Claude 3 does SCOTUS

By Jay O'Keeffe on June 18, 2024

Adam Unikowsky has a fascinating Substack article about running SCOTUS briefs through Claude 3 (h/t Tyler Cowen at Marginal Revolution). Here’s a taste:

. . . I decided to do a little more empirical testing of AI’s legal ability. Specifically, I downloaded the briefs in every Supreme Court merits case that has been decided so far this Term, inputted them into Claude 3 Opus (the best version of Claude), and then asked a few follow-up questions. (Although I used Claude for this exercise, one would likely get similar results with GPT-4.)

The results were otherworldly. Claude is fully capable of acting as a Supreme Court Justice right now. When used as a law clerk, Claude is easily as insightful and accurate as human clerks, while towering over humans in efficiency.

Let’s start with the easiest thing I asked Claude to do: adjudicate Supreme Court cases. Claude consistently decides cases correctly. When it gets the case “wrong”—meaning, decides it differently from how the Supreme Court decided it—its disposition is invariably reasonable…
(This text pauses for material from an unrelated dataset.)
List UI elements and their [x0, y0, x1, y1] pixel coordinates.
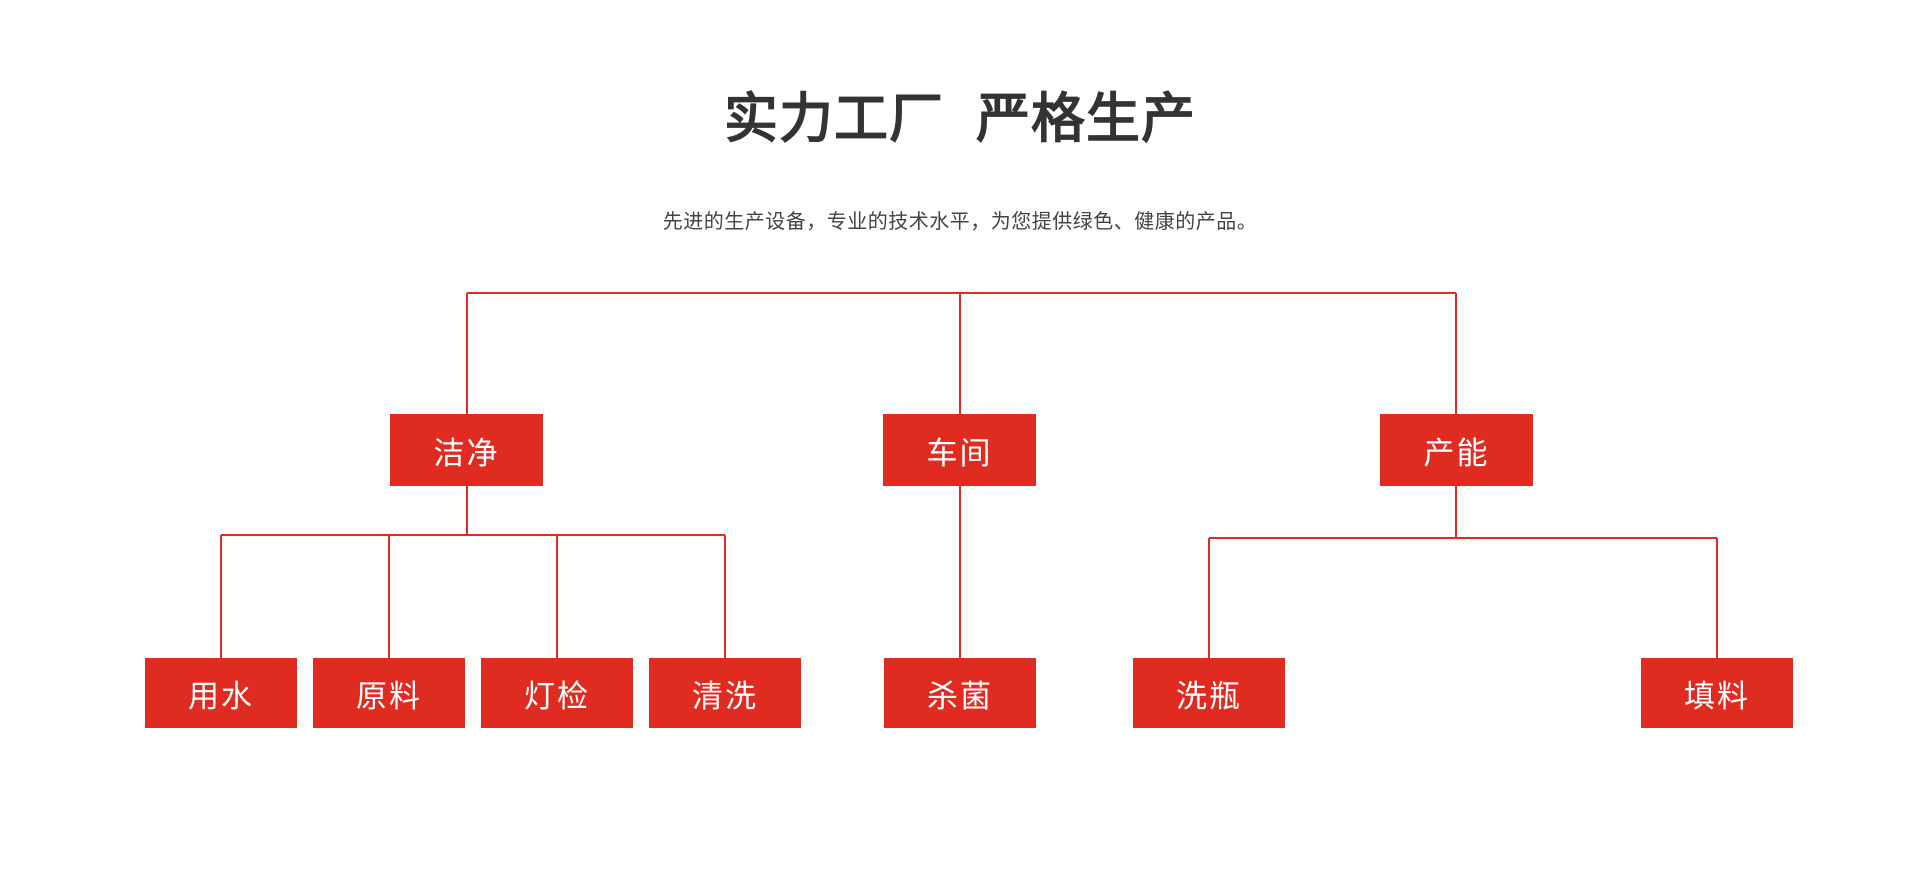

Of the 37 merits cases decided so far this Term, Claude decided 27 in the same way the Supreme Court did. In the other 10 (such as Campos-Chaves), I frequently was more persuaded by Claude’s analysis than the Supreme Court’s. A few of the cases Claude got “wrong” were not Claude’s fault, such as DeVillier v. Texas, in which the Court issued a narrow remand without deciding the question presented.

Way more at the link.

This is min-blowing. A few thoughts.

First, Adam Unikowsky is smarter than I am.

Second, I’ve run similar conversations with ChatGPT about live cases in my state-court appellate practice (most recently using 4o). I’m not going to dump the results here for reasons that should be obvious. But generally speaking, I was less ready to swap out an associate or clerk for the AI. Now, the cases in Adam’s SCOTUS dataset are going to be more thoroughly briefed than your run-of-the-mill state court appeal. They are also going to deal with legal questions at a greater level of abstraction than an appeal to an intermediate appellate court. All that said, with my questions, the AI would sometimes deliver results that could look facially plausible to someone who was unfamiliar with the case, but might not persuade someone who’d been working in the weeds. If you’ve played with Lexis AI, it’s a similar feeling: The output is legitimately amazing, but a real live associate would deliver better work product today. I have zero confidence that this will still be true in six months, at least with the ChatGPT opinions (who knows how long it takes Lexis to evolve). And, of course, the associate would take orders of magnitude longer and cost the client vastly more money.

Third, is it possible that Claude is a better lawyer than ChatGPT?

Fourth, I have not unleashed ChatGPT on an expert opinion, but that sounds legit fascinating. As would using the AI to outline a cross-examination based on the opinion and a bunch of old transcripts.